On the other hand, there is no need for me to tell you what the nature of that impression was. Remember under what conditions I beheld you both times.... Believe me, I am not fond of indulging in senseless hopes, but you must understand also that inexpressible agitation which has seized upon me to-day, and you must pardon the awkward artifice to which I decided to have recourse in order to attract your attention, if only for a moment ...."
She listened to my confused explanations without raising her head.
"What do you want of me?"--she said at last.
"I?... I want nothing ... I am happy as I am.... I have too much respect for such secrets."
"Really? But, up to this point, apparently .... However,"--she went on,--"I will not reproach you. Any man would have done the same in your place. Moreover, chance really has brought us together so persistently ... that would seem to give you a certain right to frankness on my part.
Listen: I am not one of those uncomprehended and unhappy women who go to masquerades for the sake of chattering to the first man they meet about their sufferings, who require hearts filled with sympathy.... I require sympathy from no one; my own heart is dead, and I have come hither in order to bury it definitively."
She raised a handkerchief to her lips.
"I hope"--she went on with a certain amount of effort--"that you do not take my words for the ordinary effusions of a masquerade.
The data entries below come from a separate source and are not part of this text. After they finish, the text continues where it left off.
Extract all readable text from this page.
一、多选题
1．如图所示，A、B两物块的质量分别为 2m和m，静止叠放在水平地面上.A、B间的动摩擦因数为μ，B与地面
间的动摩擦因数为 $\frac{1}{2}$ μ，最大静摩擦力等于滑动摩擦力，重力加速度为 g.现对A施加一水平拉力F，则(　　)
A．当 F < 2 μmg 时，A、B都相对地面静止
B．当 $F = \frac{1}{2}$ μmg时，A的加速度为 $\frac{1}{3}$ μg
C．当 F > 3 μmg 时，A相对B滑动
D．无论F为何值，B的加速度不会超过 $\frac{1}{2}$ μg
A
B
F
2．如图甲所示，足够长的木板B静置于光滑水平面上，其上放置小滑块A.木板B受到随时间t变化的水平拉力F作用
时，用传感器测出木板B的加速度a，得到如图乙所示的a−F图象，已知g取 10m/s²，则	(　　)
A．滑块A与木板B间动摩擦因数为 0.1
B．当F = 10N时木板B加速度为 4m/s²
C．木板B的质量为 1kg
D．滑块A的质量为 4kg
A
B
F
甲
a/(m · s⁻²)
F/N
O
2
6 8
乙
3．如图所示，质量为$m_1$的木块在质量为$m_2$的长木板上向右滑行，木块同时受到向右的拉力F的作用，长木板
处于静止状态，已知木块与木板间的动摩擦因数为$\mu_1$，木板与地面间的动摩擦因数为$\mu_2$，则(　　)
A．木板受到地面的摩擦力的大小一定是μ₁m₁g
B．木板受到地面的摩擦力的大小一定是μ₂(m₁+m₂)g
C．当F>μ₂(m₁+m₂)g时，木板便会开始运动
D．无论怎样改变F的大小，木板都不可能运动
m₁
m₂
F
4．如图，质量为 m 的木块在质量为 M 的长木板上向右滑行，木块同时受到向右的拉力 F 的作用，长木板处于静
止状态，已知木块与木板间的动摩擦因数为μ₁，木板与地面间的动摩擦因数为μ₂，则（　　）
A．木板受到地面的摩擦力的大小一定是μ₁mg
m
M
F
You must understand that I am in no mood for that...."
And, in truth, there was something terrible in her voice, despite all the softness of its tones.
"I am a Russian,"--she said in Russian;--up to that point she had expressed herself in the French language:--"although I have lived little in Russia.... It is not necessary for me to know your name. Anna Feodorovna is an old friend of mine; I really did go to Mikhailovskoe under the name of her sister... It was impossible at that time for me to meet him openly... And even without that, rumours had begun to circulate ... at that time, obstacles still existed--he was not free... Those obstacles have disappeared ... but he whose name should become mine, he with whom you saw me, has abandoned me."
She made a gesture with her hand, and paused awhile....
"You really do not know him? You have not met him?"
"Not once."
"He has spent almost all this time abroad. But he is here now.... That is my whole history,"--she added;--"you see, there is nothing mysterious about it, nothing peculiar."
"And Sorrento?"--I timidly interposed.
"I made his acquaintance in Sorrento,"--she answered slowly, becoming pensive.